«Dekleva innocente, va assolto» Omicidio Manca, oggi la sentenza
Sono le ore dell’attesa: per oggi è, infatti, annunciata la sentenza di primo grado per l’omicidio di Lucia Manca. Ieri, davanti alla giudice per le udienze preliminari Marta Paccagnella, la difesa di Renzo Dekleva ha giocato le sue carte per chiedere l’assoluzione dell’uomo («perché il fatto non sussiste») dall’accusa di aver ammazzato la moglie Lucia Manca nel luglio del 2011, per poi «sopprimere» il suo cadavere in quel di Cogollo di Cengio, dove il corpo ridotto ormai a scheletro venne trovato solo ad ottobre, rendendo impossibile individuare la causa di morte della donna.

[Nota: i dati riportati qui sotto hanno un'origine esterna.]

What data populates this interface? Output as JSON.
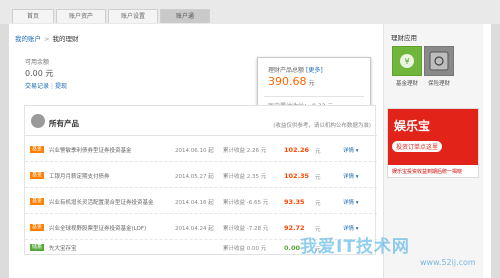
{
  "nav": {
    "tabs": [
      "首页",
      "账户资产",
      "账户设置",
      "账户通"
    ]
  },
  "breadcrumb": {
    "home": "我的账户",
    "sep": ">",
    "current": "我的理财"
  },
  "balance": {
    "label": "可用余额",
    "value": "0.00 元",
    "link_records": "交易记录",
    "link_withdraw": "提现"
  },
  "popup": {
    "label": "理财产品总额",
    "more": "[更多]",
    "value": "390.68",
    "unit": "元",
    "history": "历史累计收益：-9.32 元"
  },
  "sidebar": {
    "title": "理财应用",
    "apps": [
      {
        "label": "基金理财"
      },
      {
        "label": "保险理财"
      }
    ],
    "banner": {
      "title": "娱乐宝",
      "cta": "投资订单点这里",
      "sub": "娱乐宝投资收益到期后统一揭晓"
    }
  },
  "products": {
    "title": "所有产品",
    "note": "(收益仅供参考，请以机构公布数据为准)",
    "detail_label": "详情",
    "rows": [
      {
        "badge": "基金",
        "name": "兴业警敏季利债券型证券投资基金",
        "date": "2014.06.10 起",
        "gain": "累计收益 2.26 元",
        "amount": "102.26",
        "unit": "元"
      },
      {
        "badge": "基金",
        "name": "工银月月薪定期支付债券",
        "date": "2014.05.27 起",
        "gain": "累计收益 2.35 元",
        "amount": "102.35",
        "unit": "元"
      },
      {
        "badge": "基金",
        "name": "兴业有机增长灵活配置混合型证券投资基金",
        "date": "2014.04.16 起",
        "gain": "累计收益 -6.65 元",
        "amount": "93.35",
        "unit": "元"
      },
      {
        "badge": "基金",
        "name": "兴业全球视野股票型证券投资基金(LOF)",
        "date": "2014.04.24 起",
        "gain": "累计收益 -7.28 元",
        "amount": "92.72",
        "unit": "元"
      },
      {
        "badge": "储蓄",
        "name": "先大宝存宝",
        "date": "",
        "gain": "累计收益 0.00 元",
        "amount": "0.00",
        "unit": "元",
        "green": true
      }
    ]
  },
  "watermark": {
    "text": "我爱IT技术网",
    "url": "www.52ij.com"
  }
}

Questo è uno degli elementi rilevati ieri dalla difesa, per contestare anche che di delitto si sia trattato. Presente in aula Dekleva - ieri calmo e controllato, diversamente da quanto avvenuto durante l’udienza nella quale la pm Francesca Crupi ha chiesto per lui la condanna all’ergastolo - gli avvocati Pietro Someda e Stefania De Danieli hanno cercato di rovesciare le prove e gli indizi dell’accusa, riconducendoli a un racconto diverso. Quelle che per la Procura sono le prove che Dekleva ha mentito, ucciso, occultato, per la difesa è solo il tentativo di nascondere la relazione che l’uomo aveva con Cristina, alla quale aveva per mesi raccontato la bugia di essere già separato.
Così, Dekleva non nega più di essere stato sull’autostrada che porta a Cogollo di Cengio nella notte della scomparsa della moglie - che lui denuncerà solo il pomeriggio del giorno dopo - come hanno dimostrato i tracciati del suo cellulare e la sua impronta digitale trovata sullo scontrino autostradale dell’uscita Piovene-Rocchetta, ma per i suoi legali stava andando alla casa di Falcade per prendere le foto di lui insieme a Cristina, perché temeva che Lucia le trovasse.
Strada facendo si sarebbe accorto di non avere le chiavi, tornando così indietro. La difesa ha anche citato la testimonianza di una vicina che ha detto di aver sentito un rumore costante arrivare da casa Dekleva quella notte, tra mezzanotte e le 3: per la difesa la prova che Lucia era viva, per la pm Crupi solo un depistaggio con radio o tv accesa. Quanto all’abito da casa con la quale è stato trovato il corpo, la difesa sostiene che Lucia sia uscita di casa vestita normalmente, portandosi appresso quell’abitino blu per cambiarsi da un’altra parte. Ricostruzione surreale per l’accusa. Contestata anche l’aggravante dei futili motivi: per la Procura Dekleva avrebbe ucciso Lucia perché lei voleva lasciarlo e lasciarlo senza un soldo, per la difesa lui aveva un reddito buono come promotore farmaceutico. E l’intercettazione in auto quando Dekleva dice “...sono io che l’ho uccisa?”: sarebbe stato frainteso un “dicono che sono stato io che l’ho uccisa», mentre per l’accusa l’audio è chiarissimo. Per la difesa, anche dichiarazioni dell’ex compagna Cristina, che ha raccontato tutte le bugie di Dekleva, sarebbero lo sfogo di una donna arrabbiata.
Da qui la richiesta di assoluzione: in subordine, la difesa ipotizza la morte per un incidente, per una lite finita male e la soppressione di cadavere con un meno grave reato di occultamento. La pm Crupi ha ribadito il quadro indiziario univoco, di un uomo che ha raccontato per mesi bugie sui suoi rapporti con la moglie e su quello che aveva fatto nelle ore successive alla scomparsa, ipotizzando una scomparsa legata a una doppia vita di Lucia. «L’impianto accusatorio della Procura ha retto», è il commento degli avvocati della famiglia Manca, Antonio Bondi e Gabriela Ginzioni, «la ricostruzione della difesa è logicamente diversa da quella dell’accusa, ma non in grado di smentire le prove d’accusa».
In un’intervista Cristina aveva detto: «Renzo non ammetterà mai niente, cercherà di smontare la realtà facendo perdere la visione dell'insieme. La stessa strategia che ha usato con me».